Dmitry Trenin: One year on, here's how the Ukraine conflict is changing the world order
In his recent landmark address to Russia’s parliament, President Vladimir Putin cited the war in Ukraine and US/NATO involvement in the conflict as the main reason for his decision to “suspend” Moscow’s participation in the 2010 New START Treaty on strategic nuclear weapons. Putin also suggested that Russia should be ready to resume nuclear testing.

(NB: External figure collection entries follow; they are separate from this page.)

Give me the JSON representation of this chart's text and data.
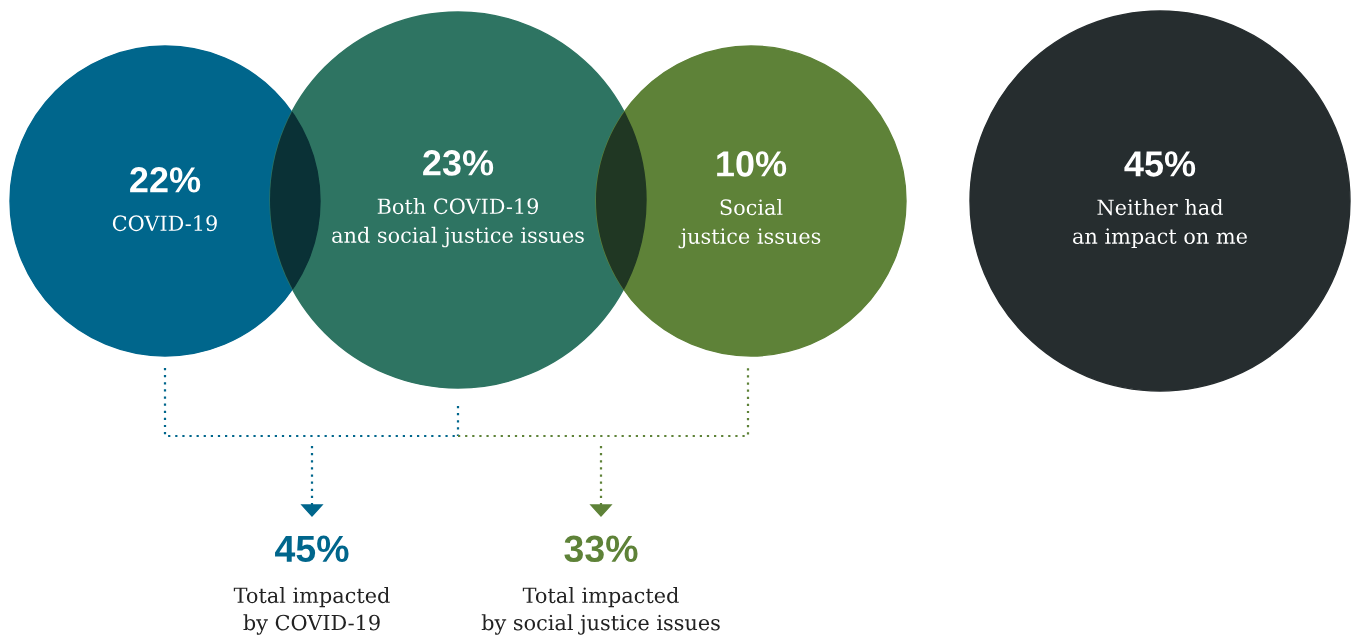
{
  "chart_data": {
    "type": "other",
    "categories": [
      "COVID-19",
      "Both COVID-19\nand social justice issues",
      "Social\njustice issues",
      "Neither had\nan impact on me"
    ],
    "values": [
      22,
      23,
      10,
      45
    ],
    "value_labels": [
      "22%",
      "23%",
      "10%",
      "45%"
    ],
    "colors": [
      "#00668c",
      "#2e7462",
      "#5e8238",
      "#262d2f"
    ],
    "totals": [
      "45%",
      "33%"
    ],
    "annotations": [
      "Total impacted\nby COVID-19",
      "Total impacted\nby social justice issues"
    ]
  }
}
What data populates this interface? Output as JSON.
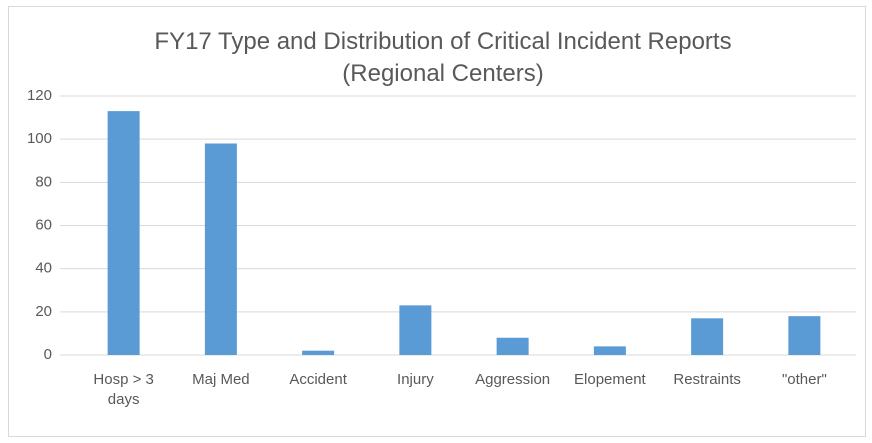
{
  "chart_data": {
    "type": "bar",
    "title": "FY17 Type and Distribution of Critical Incident Reports (Regional Centers)",
    "categories": [
      "Hosp > 3 days",
      "Maj Med",
      "Accident",
      "Injury",
      "Aggression",
      "Elopement",
      "Restraints",
      "\"other\""
    ],
    "values": [
      113,
      98,
      2,
      23,
      8,
      4,
      17,
      18
    ],
    "color": "#5b9bd5",
    "ylim": [
      0,
      120
    ],
    "yticks": [
      0,
      20,
      40,
      60,
      80,
      100,
      120
    ],
    "grid": true
  }
}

Effectively, this announcement, promptly turned into law by the Russian parliament, means a formal end to the long-ailing institutions of strategic arms control that began over 50 years ago. If New START is followed by the CTBT (Comprehensive Test Ban Treaty) and then the NPT (Non-Proliferation Treaty), strategic deregulation will be complete. Putin’s logic is that the United States cannot be allowed to inspect Russian missile bases while at the same time pursuing a policy of “strategically defeating” Moscow in Ukraine.
The Kremlin’s decision was anything but a bolt from the blue. The proxy war in Ukraine came as the culmination of a decade-and-a-half-long process of steady deterioration of Russian-American and Russian-EU relations. Ever since it became clear – somewhere in the mid-2000s – that Russia would not fit into the US-dominated order, and that Washington, and its, allies would not let Russia sign up on terms that Moscow would find acceptable, the trajectory of the relationship has generally pointed toward confrontation.
In geopolitical terms, the war in Ukraine energized Washington to build a global coalition to oppose Russia. This is often presented as a major achievement of the administration of President Joe Biden. Yet, to look at this from a different perspective, the Russia (and China) policies of the three successive US administrations – Obama’s, Trump’s, and particularly Biden’s – have led to a major split among the great powers that widened from competition to bitter rivalry (with China) and proxy war (with Russia in Ukraine).
US efforts to get China to distance itself from Russia appear ridiculous in a situation where Washington’s strategy appears to be to defeat/contain its two main adversaries one by one, and, moreover, to pit them against each other. The famous Kissingerian triangle is now pointed in a different direction: it is Washington that has the worst possible relations with the other two. As for Moscow and Beijing, they are getting even closer as a result.
Closer cooperation and coordination between China and Russia amid the war in Ukraine, which is gradually emerging on the platform of common strategic interests, represents a major shift in the world power balance.
What is more – and what goes well beyond the usual Western concept of 'great power competition' – is the rise of over a hundred actors of different caliber in many parts of the world that have refused to support the US, and its allies, on the Russia sanctions and have maintained or even expanded their trade and other relations with Moscow. These countries insist on following their own national interests as they see them and seek to expand their foreign policy autonomy. At the end of the day, this phenomenon – call it the Rise of the Global Majority (no longer silent) – could be the single most important development so far en route to the new world order.